Jordan Yu, head of ACCA China (mainland), told China.org.cn that the size of China’s economy is a major factor in attracting foreign capital. “China is not only the second-largest economy and consumer market, but also the largest exporting nation worldwide — this scale is a key consideration for foreign-funded enterprises.”
The global economy faces severe headwinds from inflation, low growth, rising interest rates and geopolitical turmoil, according to the Global Economic Conditions Survey: Q3 2022 by ACCA and the Institute of Management Accountants (IMA).
“In this context, investors need to look for good investment opportunities around the world. The report notes that the Asia Pacific region has not experienced the same surge in inflation as North America and Europe, and that the Chinese market will present more and better investment opportunities for global investors as the economy continues to recover,” said Yu.
He noted that developed economies like Europe and the United States are reshaping their supply and industrial chains, making international competition for investment increasingly fierce.
However, “China’s supply chain is heavily relied upon by ASEAN exporters and plays a major role globally,” said Yu. “As Chinese companies increase their research and development capabilities, the appeal of the country’s high-end manufacturing will grow.”
Foreign direct investment (FDI) in the Chinese mainland, in actual use, expanded 6.3% year on year to 1.23 trillion yuan in 2022, according to the Ministry of Commerce.
The manufacturing industry saw FDI inflow increase by 46.1% year on year to 323.7 billion yuan in 2022, while that of hi-tech industries jumped by 28.3% compared with 2021, data from the ministry showed.

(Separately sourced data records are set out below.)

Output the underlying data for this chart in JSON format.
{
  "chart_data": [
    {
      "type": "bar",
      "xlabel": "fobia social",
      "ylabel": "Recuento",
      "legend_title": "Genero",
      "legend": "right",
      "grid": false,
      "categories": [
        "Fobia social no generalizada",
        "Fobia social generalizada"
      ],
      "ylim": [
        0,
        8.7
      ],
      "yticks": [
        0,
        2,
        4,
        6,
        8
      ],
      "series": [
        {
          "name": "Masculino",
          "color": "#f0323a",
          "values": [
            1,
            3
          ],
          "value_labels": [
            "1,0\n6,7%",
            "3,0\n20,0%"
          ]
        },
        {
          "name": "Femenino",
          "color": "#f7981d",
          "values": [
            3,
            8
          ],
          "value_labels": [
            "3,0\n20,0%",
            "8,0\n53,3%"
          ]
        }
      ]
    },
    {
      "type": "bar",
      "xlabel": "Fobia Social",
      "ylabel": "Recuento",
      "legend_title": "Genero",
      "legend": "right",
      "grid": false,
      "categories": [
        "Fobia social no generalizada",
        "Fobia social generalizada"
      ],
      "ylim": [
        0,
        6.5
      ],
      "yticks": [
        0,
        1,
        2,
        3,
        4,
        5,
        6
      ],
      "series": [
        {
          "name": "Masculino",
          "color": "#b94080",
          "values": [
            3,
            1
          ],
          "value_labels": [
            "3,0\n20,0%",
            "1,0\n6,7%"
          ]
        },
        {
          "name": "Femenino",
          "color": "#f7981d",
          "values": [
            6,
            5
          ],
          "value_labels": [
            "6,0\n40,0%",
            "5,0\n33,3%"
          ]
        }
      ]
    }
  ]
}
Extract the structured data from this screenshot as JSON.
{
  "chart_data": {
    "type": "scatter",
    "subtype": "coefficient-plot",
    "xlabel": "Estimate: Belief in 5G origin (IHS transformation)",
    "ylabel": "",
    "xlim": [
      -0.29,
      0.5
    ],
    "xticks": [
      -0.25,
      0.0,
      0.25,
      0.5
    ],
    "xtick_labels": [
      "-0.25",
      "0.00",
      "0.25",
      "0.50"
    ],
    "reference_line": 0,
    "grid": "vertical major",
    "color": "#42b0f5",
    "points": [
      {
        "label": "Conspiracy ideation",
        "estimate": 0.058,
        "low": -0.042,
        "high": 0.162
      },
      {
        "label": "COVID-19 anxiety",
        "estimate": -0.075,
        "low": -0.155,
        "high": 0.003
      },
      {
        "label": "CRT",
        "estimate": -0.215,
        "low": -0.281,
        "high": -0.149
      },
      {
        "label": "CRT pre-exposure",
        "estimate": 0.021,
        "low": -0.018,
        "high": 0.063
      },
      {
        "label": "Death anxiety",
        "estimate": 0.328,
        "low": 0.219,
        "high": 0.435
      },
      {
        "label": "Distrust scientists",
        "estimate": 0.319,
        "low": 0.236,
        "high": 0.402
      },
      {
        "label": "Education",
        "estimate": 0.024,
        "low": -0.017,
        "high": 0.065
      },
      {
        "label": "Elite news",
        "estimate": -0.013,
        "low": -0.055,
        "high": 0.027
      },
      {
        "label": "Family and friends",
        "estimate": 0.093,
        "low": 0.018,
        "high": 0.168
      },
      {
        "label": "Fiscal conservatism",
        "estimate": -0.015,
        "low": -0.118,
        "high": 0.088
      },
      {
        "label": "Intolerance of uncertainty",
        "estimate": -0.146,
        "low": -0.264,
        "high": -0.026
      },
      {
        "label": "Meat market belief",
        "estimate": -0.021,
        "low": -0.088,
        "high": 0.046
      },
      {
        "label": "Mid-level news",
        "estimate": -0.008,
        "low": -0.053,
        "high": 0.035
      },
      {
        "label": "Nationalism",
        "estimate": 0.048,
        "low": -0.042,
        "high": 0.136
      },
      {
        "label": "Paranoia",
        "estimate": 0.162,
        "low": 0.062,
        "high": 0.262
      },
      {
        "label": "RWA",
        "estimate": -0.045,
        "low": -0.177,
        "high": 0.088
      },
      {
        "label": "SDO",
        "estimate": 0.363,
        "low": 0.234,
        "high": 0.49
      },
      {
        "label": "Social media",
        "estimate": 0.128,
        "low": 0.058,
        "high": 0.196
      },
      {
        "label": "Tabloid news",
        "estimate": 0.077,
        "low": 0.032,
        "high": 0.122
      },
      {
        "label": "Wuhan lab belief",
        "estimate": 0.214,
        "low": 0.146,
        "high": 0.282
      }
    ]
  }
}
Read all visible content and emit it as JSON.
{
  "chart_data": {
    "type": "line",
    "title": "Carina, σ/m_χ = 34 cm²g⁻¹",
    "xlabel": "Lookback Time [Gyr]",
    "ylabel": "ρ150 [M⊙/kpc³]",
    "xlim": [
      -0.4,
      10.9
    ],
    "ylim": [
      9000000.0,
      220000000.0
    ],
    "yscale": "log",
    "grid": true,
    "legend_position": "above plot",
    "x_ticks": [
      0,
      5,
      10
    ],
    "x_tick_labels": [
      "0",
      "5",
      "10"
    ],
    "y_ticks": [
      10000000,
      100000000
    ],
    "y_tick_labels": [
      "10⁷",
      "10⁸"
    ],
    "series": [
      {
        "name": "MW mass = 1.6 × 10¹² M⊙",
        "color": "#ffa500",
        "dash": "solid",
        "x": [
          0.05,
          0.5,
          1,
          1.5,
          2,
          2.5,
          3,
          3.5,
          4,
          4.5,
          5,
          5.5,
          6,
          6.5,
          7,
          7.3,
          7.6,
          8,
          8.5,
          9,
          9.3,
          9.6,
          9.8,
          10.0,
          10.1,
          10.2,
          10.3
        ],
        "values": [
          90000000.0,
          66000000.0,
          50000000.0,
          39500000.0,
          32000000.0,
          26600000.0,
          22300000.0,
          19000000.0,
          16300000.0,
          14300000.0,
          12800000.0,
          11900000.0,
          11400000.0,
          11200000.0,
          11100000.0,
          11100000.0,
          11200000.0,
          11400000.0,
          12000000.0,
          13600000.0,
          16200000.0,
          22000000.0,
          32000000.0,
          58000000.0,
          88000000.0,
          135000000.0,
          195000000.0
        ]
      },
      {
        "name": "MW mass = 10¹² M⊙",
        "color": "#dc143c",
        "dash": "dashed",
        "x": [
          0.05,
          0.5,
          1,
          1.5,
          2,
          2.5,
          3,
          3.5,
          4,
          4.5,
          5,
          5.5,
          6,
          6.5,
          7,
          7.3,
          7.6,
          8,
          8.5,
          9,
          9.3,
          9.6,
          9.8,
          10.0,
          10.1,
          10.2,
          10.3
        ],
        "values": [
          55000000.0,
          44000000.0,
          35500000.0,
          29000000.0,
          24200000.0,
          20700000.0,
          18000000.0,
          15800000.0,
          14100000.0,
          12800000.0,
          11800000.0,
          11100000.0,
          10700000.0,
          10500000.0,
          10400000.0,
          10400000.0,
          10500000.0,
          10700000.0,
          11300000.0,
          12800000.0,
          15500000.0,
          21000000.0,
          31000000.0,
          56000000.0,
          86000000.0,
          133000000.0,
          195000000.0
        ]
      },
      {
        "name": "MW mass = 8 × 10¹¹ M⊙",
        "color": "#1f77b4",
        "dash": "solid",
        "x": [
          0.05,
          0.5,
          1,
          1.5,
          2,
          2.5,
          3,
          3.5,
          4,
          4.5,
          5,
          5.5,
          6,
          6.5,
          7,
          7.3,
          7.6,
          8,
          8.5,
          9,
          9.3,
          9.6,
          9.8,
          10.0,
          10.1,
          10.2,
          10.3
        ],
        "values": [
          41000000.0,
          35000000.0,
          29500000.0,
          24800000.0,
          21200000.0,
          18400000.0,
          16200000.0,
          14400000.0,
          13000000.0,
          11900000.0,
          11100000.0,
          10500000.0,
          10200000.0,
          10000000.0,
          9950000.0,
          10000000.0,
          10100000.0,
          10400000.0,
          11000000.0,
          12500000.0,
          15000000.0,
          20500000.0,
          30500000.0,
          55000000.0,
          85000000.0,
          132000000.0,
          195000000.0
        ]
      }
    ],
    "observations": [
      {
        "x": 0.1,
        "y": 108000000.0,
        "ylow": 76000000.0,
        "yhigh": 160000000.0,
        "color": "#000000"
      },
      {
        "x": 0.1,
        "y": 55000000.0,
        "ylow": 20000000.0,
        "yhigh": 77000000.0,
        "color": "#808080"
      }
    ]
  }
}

Other factors foreign-funded enterprises consider when investing in China include policy, the business landscape, the legal and regulatory environment, operating costs, and human capital, according to Yu.

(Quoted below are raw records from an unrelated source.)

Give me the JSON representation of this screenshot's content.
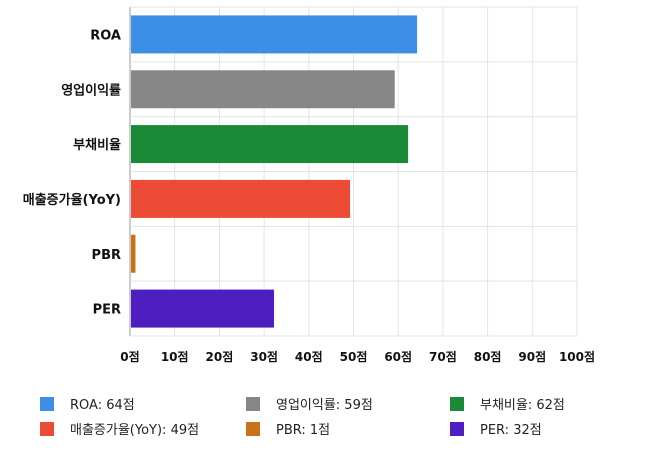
{
  "chart_data": {
    "type": "bar",
    "orientation": "horizontal",
    "categories": [
      "ROA",
      "영업이익률",
      "부채비율",
      "매출증가율(YoY)",
      "PBR",
      "PER"
    ],
    "values": [
      64,
      59,
      62,
      49,
      1,
      32
    ],
    "colors": [
      "#3d8ee6",
      "#878787",
      "#1b8a36",
      "#ec4b36",
      "#c97319",
      "#4e1ec0"
    ],
    "x_ticks": [
      "0점",
      "10점",
      "20점",
      "30점",
      "40점",
      "50점",
      "60점",
      "70점",
      "80점",
      "90점",
      "100점"
    ],
    "xlim": [
      0,
      100
    ],
    "grid": true,
    "legend_position": "bottom",
    "legend": [
      "ROA: 64점",
      "영업이익률: 59점",
      "부채비율: 62점",
      "매출증가율(YoY): 49점",
      "PBR: 1점",
      "PER: 32점"
    ]
  }
}
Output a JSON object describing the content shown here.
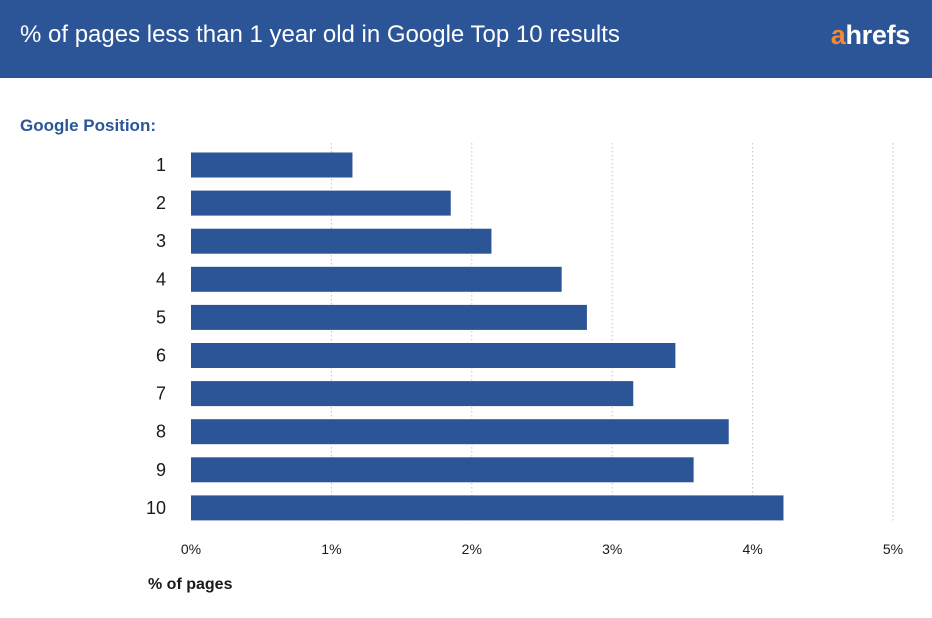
{
  "header": {
    "title": "% of pages less than 1 year old in Google Top 10 results",
    "logo_a": "a",
    "logo_rest": "hrefs",
    "background_color": "#2b5597",
    "logo_accent_color": "#f7892a"
  },
  "chart_data": {
    "type": "bar",
    "orientation": "horizontal",
    "title": "% of pages less than 1 year old in Google Top 10 results",
    "category_axis_label": "Google Position:",
    "xlabel": "% of pages",
    "categories": [
      "1",
      "2",
      "3",
      "4",
      "5",
      "6",
      "7",
      "8",
      "9",
      "10"
    ],
    "values": [
      1.15,
      1.85,
      2.14,
      2.64,
      2.82,
      3.45,
      3.15,
      3.83,
      3.58,
      4.22
    ],
    "unit": "%",
    "xlim": [
      0,
      5
    ],
    "xticks": [
      0,
      1,
      2,
      3,
      4,
      5
    ],
    "xtick_labels": [
      "0%",
      "1%",
      "2%",
      "3%",
      "4%",
      "5%"
    ],
    "grid": "vertical dotted",
    "bar_color": "#2b5597",
    "legend": "none"
  }
}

The annual Central Economic Work Conference held in mid-December last year addressed the concerns of foreign-funded enterprises by highlighting the need to increase foreign trade and investment cooperation, he said.
The meeting proposed mechanisms to encourage a better environment for foreign investment and trade, including expanding market access and further opening the modern services industry, he noted.

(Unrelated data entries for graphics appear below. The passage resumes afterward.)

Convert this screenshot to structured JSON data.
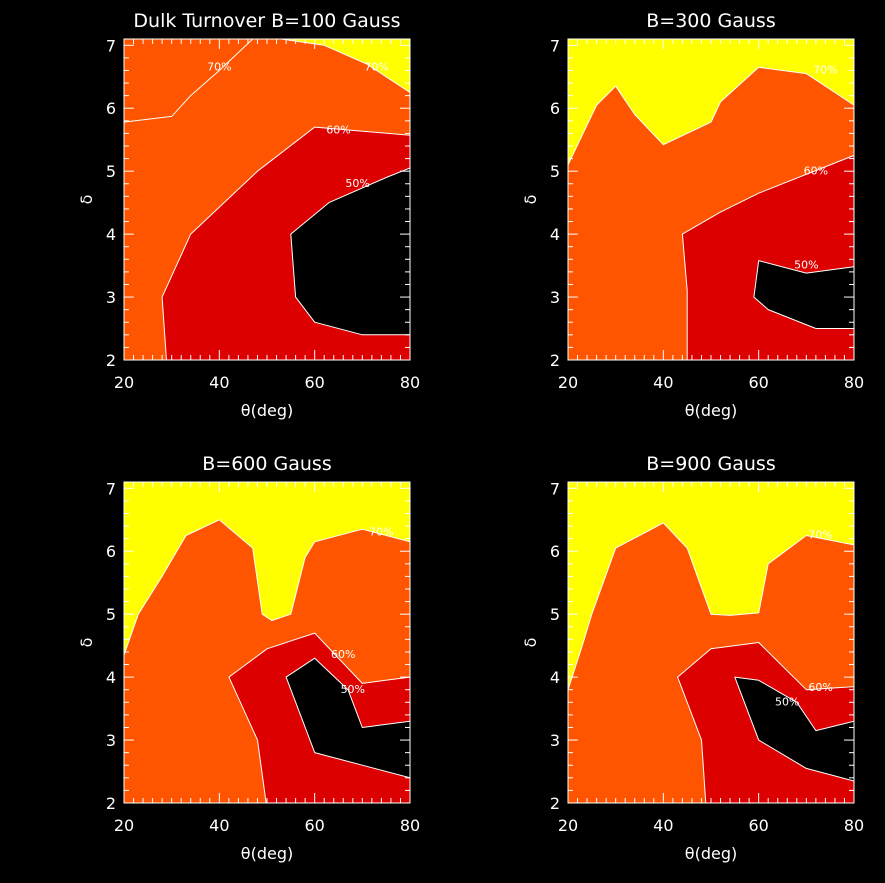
{
  "colors": {
    "background": "#000000",
    "lt50": "#000000",
    "c50_60": "#dd0000",
    "c60_70": "#ff5500",
    "gt70": "#ffff00",
    "axes": "#ffffff"
  },
  "chart_data": [
    {
      "type": "contour",
      "title": "Dulk Turnover B=100 Gauss",
      "xlabel": "θ(deg)",
      "ylabel": "δ",
      "xlim": [
        20,
        80
      ],
      "ylim": [
        2,
        7.1
      ],
      "xticks": [
        20,
        40,
        60,
        80
      ],
      "yticks": [
        2,
        3,
        4,
        5,
        6,
        7
      ],
      "levels": [
        "50%",
        "60%",
        "70%"
      ],
      "regions": {
        "gt70": [
          [
            20,
            5.78
          ],
          [
            30,
            5.87
          ],
          [
            34,
            6.2
          ],
          [
            40,
            6.6
          ],
          [
            47,
            7.1
          ],
          [
            80,
            7.1
          ],
          [
            80,
            6.25
          ],
          [
            71,
            6.7
          ],
          [
            62,
            7.0
          ],
          [
            53,
            7.1
          ],
          [
            47,
            7.1
          ],
          [
            40,
            6.6
          ],
          [
            34,
            6.2
          ],
          [
            30,
            5.87
          ],
          [
            20,
            5.78
          ],
          [
            20,
            7.1
          ]
        ],
        "lt60": [
          [
            29,
            1.9
          ],
          [
            28,
            3.0
          ],
          [
            34,
            4.0
          ],
          [
            48,
            5.0
          ],
          [
            60,
            5.7
          ],
          [
            80,
            5.57
          ],
          [
            80,
            1.9
          ]
        ],
        "lt50": [
          [
            80,
            1.9
          ],
          [
            80,
            5.05
          ],
          [
            75,
            4.9
          ],
          [
            63,
            4.5
          ],
          [
            55,
            4.0
          ],
          [
            56,
            3.0
          ],
          [
            60,
            2.6
          ],
          [
            70,
            2.4
          ],
          [
            80,
            2.4
          ]
        ]
      },
      "contour_labels": [
        {
          "text": "70%",
          "x": 40,
          "y": 6.6
        },
        {
          "text": "70%",
          "x": 73,
          "y": 6.6
        },
        {
          "text": "60%",
          "x": 65,
          "y": 5.6
        },
        {
          "text": "50%",
          "x": 69,
          "y": 4.75
        }
      ]
    },
    {
      "type": "contour",
      "title": "B=300 Gauss",
      "xlabel": "θ(deg)",
      "ylabel": "δ",
      "xlim": [
        20,
        80
      ],
      "ylim": [
        2,
        7.1
      ],
      "xticks": [
        20,
        40,
        60,
        80
      ],
      "yticks": [
        2,
        3,
        4,
        5,
        6,
        7
      ],
      "levels": [
        "50%",
        "60%",
        "70%"
      ],
      "regions": {
        "gt70": [
          [
            20,
            5.1
          ],
          [
            26,
            6.05
          ],
          [
            30,
            6.35
          ],
          [
            34,
            5.9
          ],
          [
            40,
            5.42
          ],
          [
            50,
            5.78
          ],
          [
            52,
            6.1
          ],
          [
            60,
            6.65
          ],
          [
            70,
            6.55
          ],
          [
            80,
            6.05
          ],
          [
            80,
            7.1
          ],
          [
            20,
            7.1
          ]
        ],
        "lt60": [
          [
            45,
            1.9
          ],
          [
            45,
            3.1
          ],
          [
            44,
            4.0
          ],
          [
            52,
            4.35
          ],
          [
            60,
            4.65
          ],
          [
            80,
            5.25
          ],
          [
            80,
            1.9
          ]
        ],
        "lt50": [
          [
            80,
            2.5
          ],
          [
            72,
            2.5
          ],
          [
            62,
            2.8
          ],
          [
            59,
            3.0
          ],
          [
            60,
            3.58
          ],
          [
            70,
            3.38
          ],
          [
            80,
            3.48
          ]
        ]
      },
      "contour_labels": [
        {
          "text": "70%",
          "x": 74,
          "y": 6.55
        },
        {
          "text": "60%",
          "x": 72,
          "y": 4.95
        },
        {
          "text": "50%",
          "x": 70,
          "y": 3.45
        }
      ]
    },
    {
      "type": "contour",
      "title": "B=600 Gauss",
      "xlabel": "θ(deg)",
      "ylabel": "δ",
      "xlim": [
        20,
        80
      ],
      "ylim": [
        2,
        7.1
      ],
      "xticks": [
        20,
        40,
        60,
        80
      ],
      "yticks": [
        2,
        3,
        4,
        5,
        6,
        7
      ],
      "levels": [
        "50%",
        "60%",
        "70%"
      ],
      "regions": {
        "gt70": [
          [
            20,
            4.35
          ],
          [
            23,
            5.0
          ],
          [
            28,
            5.6
          ],
          [
            33,
            6.25
          ],
          [
            40,
            6.5
          ],
          [
            47,
            6.05
          ],
          [
            49,
            5.0
          ],
          [
            51,
            4.9
          ],
          [
            55,
            5.0
          ],
          [
            58,
            5.9
          ],
          [
            60,
            6.15
          ],
          [
            70,
            6.35
          ],
          [
            80,
            6.15
          ],
          [
            80,
            7.1
          ],
          [
            20,
            7.1
          ]
        ],
        "lt60": [
          [
            50,
            1.9
          ],
          [
            48,
            3.0
          ],
          [
            42,
            4.0
          ],
          [
            50,
            4.45
          ],
          [
            60,
            4.7
          ],
          [
            70,
            3.9
          ],
          [
            80,
            4.0
          ],
          [
            80,
            1.9
          ]
        ],
        "lt50": [
          [
            54,
            4.0
          ],
          [
            60,
            4.3
          ],
          [
            67,
            3.8
          ],
          [
            70,
            3.2
          ],
          [
            80,
            3.3
          ],
          [
            80,
            2.4
          ],
          [
            70,
            2.6
          ],
          [
            60,
            2.8
          ]
        ]
      },
      "contour_labels": [
        {
          "text": "70%",
          "x": 74,
          "y": 6.25
        },
        {
          "text": "60%",
          "x": 66,
          "y": 4.3
        },
        {
          "text": "50%",
          "x": 68,
          "y": 3.75
        }
      ]
    },
    {
      "type": "contour",
      "title": "B=900 Gauss",
      "xlabel": "θ(deg)",
      "ylabel": "δ",
      "xlim": [
        20,
        80
      ],
      "ylim": [
        2,
        7.1
      ],
      "xticks": [
        20,
        40,
        60,
        80
      ],
      "yticks": [
        2,
        3,
        4,
        5,
        6,
        7
      ],
      "levels": [
        "50%",
        "60%",
        "70%"
      ],
      "regions": {
        "gt70": [
          [
            20,
            3.8
          ],
          [
            23,
            4.5
          ],
          [
            25,
            5.0
          ],
          [
            30,
            6.05
          ],
          [
            40,
            6.45
          ],
          [
            45,
            6.05
          ],
          [
            50,
            5.0
          ],
          [
            54,
            4.98
          ],
          [
            60,
            5.02
          ],
          [
            62,
            5.8
          ],
          [
            70,
            6.25
          ],
          [
            80,
            6.1
          ],
          [
            80,
            7.1
          ],
          [
            20,
            7.1
          ]
        ],
        "lt60": [
          [
            49,
            1.9
          ],
          [
            48,
            3.0
          ],
          [
            43,
            4.0
          ],
          [
            50,
            4.45
          ],
          [
            60,
            4.55
          ],
          [
            70,
            3.8
          ],
          [
            80,
            3.85
          ],
          [
            80,
            1.9
          ]
        ],
        "lt50": [
          [
            55,
            4.0
          ],
          [
            60,
            3.95
          ],
          [
            68,
            3.6
          ],
          [
            72,
            3.15
          ],
          [
            80,
            3.3
          ],
          [
            80,
            2.35
          ],
          [
            70,
            2.55
          ],
          [
            60,
            3.0
          ]
        ]
      },
      "contour_labels": [
        {
          "text": "70%",
          "x": 73,
          "y": 6.2
        },
        {
          "text": "60%",
          "x": 73,
          "y": 3.78
        },
        {
          "text": "50%",
          "x": 66,
          "y": 3.55
        }
      ]
    }
  ]
}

Yu said a strong finance profession and sustainability experts are crucial for China’s efforts to further attract and utilize foreign investment as foreign investors become increasingly focused on sustainability and social responsibility in the supply chain.
“Again, skills will be central to future growth and prosperity. Along with innovation for developing the sustainable business models of the future, China needs qualified finance professionals to create and support the investment framework and stakeholder engagement,” he added.